One of these podcasts is Econtalk with Russ Roberts. It deals with more than the pure money economics that is “Planet Money“, but is way more scientifically rigorous than “Freakonomics“, which is more entertainment than anything else. The podcast is quite libertarian, with a healthy does of skepticism towards the government, but it isn’t preachy or even biased. Russ does a good job of moderating the issues, he’s always well prepared and I like his insights into all aspects of economics. He’s made me be a believer of Hayek (and Mieses to some extent) and appreciate the nuances of Friedman’s policies. His podcasts with Mike Munger are entertaining, but some of the most conflicted I have been when hearing a podcast.

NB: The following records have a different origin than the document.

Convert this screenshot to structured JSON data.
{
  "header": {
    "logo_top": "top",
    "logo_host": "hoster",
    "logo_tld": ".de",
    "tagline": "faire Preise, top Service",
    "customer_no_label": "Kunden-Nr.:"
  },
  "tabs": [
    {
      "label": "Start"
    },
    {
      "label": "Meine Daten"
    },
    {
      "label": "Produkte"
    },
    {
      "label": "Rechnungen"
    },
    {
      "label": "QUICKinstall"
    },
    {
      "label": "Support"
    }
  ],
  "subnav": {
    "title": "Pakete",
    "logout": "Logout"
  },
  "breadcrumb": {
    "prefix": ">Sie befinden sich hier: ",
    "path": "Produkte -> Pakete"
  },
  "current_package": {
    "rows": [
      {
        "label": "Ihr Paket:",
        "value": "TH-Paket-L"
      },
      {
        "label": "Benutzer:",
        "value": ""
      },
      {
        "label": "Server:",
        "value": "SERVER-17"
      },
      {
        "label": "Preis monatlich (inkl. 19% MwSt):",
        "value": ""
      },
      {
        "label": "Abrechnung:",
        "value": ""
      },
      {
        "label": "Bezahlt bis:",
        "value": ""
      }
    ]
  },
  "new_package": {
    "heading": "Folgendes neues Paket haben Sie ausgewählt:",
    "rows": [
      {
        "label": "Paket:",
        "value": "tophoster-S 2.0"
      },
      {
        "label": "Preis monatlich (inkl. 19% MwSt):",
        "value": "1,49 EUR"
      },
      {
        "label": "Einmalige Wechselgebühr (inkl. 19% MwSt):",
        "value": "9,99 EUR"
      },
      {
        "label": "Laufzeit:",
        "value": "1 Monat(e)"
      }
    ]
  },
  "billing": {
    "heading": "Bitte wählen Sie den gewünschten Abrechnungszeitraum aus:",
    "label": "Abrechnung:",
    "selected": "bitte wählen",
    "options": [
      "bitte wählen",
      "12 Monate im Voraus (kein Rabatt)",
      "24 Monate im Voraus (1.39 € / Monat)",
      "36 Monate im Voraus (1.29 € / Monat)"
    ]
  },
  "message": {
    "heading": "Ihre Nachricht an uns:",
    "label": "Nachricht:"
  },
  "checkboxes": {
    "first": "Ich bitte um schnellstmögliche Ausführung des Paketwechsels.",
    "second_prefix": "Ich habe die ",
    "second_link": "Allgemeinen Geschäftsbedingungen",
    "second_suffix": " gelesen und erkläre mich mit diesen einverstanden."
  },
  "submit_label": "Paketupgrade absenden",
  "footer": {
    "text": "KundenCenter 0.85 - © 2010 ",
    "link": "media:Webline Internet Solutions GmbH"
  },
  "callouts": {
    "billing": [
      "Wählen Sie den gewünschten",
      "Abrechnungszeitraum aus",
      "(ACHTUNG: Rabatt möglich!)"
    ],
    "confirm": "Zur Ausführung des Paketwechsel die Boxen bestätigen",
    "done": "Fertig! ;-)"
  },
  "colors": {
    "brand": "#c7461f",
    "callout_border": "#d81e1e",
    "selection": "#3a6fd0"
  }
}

And because econtalk is about the social sciences in general, not just about finance, a few weeks ago he had Brian Nosek on to talk about his latest paper: Scientific Utopia: II – Restructuring Incentives and Practices to Promote Truth Over Publishability. I was very impressed with this podcast not only because of the interesting topic, but because I saw many traits of this among my astronomer friends, even though we are in the hard, natural sciences, not in the social sciences. If you can spare an hour, I implore you to listen to the podcast, I think it is very important to be aware of our unconscious biases when we are doing science and finding publishable results.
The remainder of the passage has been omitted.